Un accordo che a distanza di un anno dalla firma genera ancora polemiche e malumori. Tra coloro che  condannano il documento c’è anche Amnesty International, per la quale gli effetti, sul medio e lungo periodo sono stati devastanti. Gauri van Gulik, vicedirettrice di Amnesty International per l’Europa, dichiara: “L’accordo tra Unione europea e Turchia è stato un disastro per le migliaia di persone abbandonate a se stesse in un limbo pericoloso, disperato e apparentemente senza fine sulle isole greche.

“E’ del tutto ipocrita – continua il vicedirettore – che i leader europei descrivano l’accordo come un successo, mentre chiudono gli occhi di fronte al costo, insopportabilmente alto, pagato da chi ne sta subendo le conseguenze”.

Il patto che è entrato in vigore ha costretto migranti e i rifugiati a spostamenti in centri di detenzione. Anche se il protocollo non è più applicato rigidamente, coloro che vivono in tali nei campi non possono tuttora lasciare i luoghi di destinazione – nella fattispecie le isole greche –  e “sono costretti a vivere in condizioni squallide per mesi e mesi in campi sovraffollati dove manca l’acqua calda, l’igiene è scarsa, il cibo è insufficiente e le cure mediche sono inadeguate”.

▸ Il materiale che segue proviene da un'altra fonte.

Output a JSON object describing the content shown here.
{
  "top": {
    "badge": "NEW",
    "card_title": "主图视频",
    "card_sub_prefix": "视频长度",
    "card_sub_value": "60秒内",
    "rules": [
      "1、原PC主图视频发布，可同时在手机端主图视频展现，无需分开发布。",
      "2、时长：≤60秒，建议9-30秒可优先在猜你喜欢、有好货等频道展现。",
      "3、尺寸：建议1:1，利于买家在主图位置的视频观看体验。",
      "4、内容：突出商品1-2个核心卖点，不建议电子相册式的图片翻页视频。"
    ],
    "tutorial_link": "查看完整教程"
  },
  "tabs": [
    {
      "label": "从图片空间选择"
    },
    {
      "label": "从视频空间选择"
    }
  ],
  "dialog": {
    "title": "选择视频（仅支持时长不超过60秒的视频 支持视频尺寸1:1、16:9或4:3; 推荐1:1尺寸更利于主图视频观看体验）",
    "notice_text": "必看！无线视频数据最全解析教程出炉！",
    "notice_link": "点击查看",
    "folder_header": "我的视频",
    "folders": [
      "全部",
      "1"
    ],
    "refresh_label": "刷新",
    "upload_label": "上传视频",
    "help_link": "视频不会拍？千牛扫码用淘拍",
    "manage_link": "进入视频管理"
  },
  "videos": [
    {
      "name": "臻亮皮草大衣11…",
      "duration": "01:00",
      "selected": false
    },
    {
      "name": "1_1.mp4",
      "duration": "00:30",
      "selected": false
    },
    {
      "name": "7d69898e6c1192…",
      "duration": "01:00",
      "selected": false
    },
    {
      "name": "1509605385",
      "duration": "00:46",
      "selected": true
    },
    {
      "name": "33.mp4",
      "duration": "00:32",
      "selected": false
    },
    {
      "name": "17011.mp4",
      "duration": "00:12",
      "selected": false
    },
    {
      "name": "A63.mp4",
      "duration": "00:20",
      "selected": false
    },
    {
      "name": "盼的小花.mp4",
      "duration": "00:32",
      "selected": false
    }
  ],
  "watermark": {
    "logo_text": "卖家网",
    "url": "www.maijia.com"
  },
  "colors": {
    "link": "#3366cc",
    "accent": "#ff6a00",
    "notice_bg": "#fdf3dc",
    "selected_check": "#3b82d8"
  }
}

L’Associazione per la tutela dei diritti umani, non soltanto denuncia il degrado strutturale ma anche quello fisico dei richiedenti asilo e dei rifugiati. Inoltre, a tale condizione, si aggiunge anche la preoccupazione per la sicurezza dei locali, che alimenta un clima ostile e di tensione. Un esempio tangibile è testimoniato da quanto accaduto nel campo di Souda dell’isola di Chio, in cui dei rifugiati hanno subito attacchi motivati da odio.

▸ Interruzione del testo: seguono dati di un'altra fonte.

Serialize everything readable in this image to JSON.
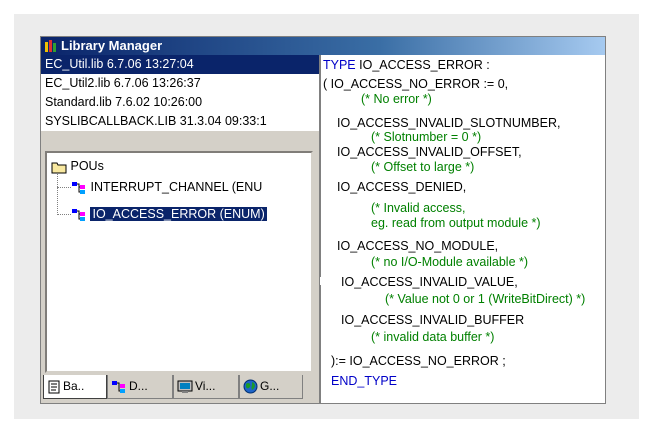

Il disagio include anche la sfera sessuale, in quanto la sicurezza è carente soprattutto per le donne, costrette a vivere nei campi insieme agli uomini, a usare le stesse docce e gli stessi servizi igienici. Le conseguenze sono immaginabili: parecchie donne hanno denunciato di aver subito aggressioni sessuali e violenza domestica.

Conclude van Gulik che: “Fino a quando la Turchia non sarà un Paese sicuro, l’Unione europea dovrà cooperare con le autorità di Atene per trasferire urgentemente i richiedenti asilo dalle isole greche alla terraferma e verso altri paesi europei”.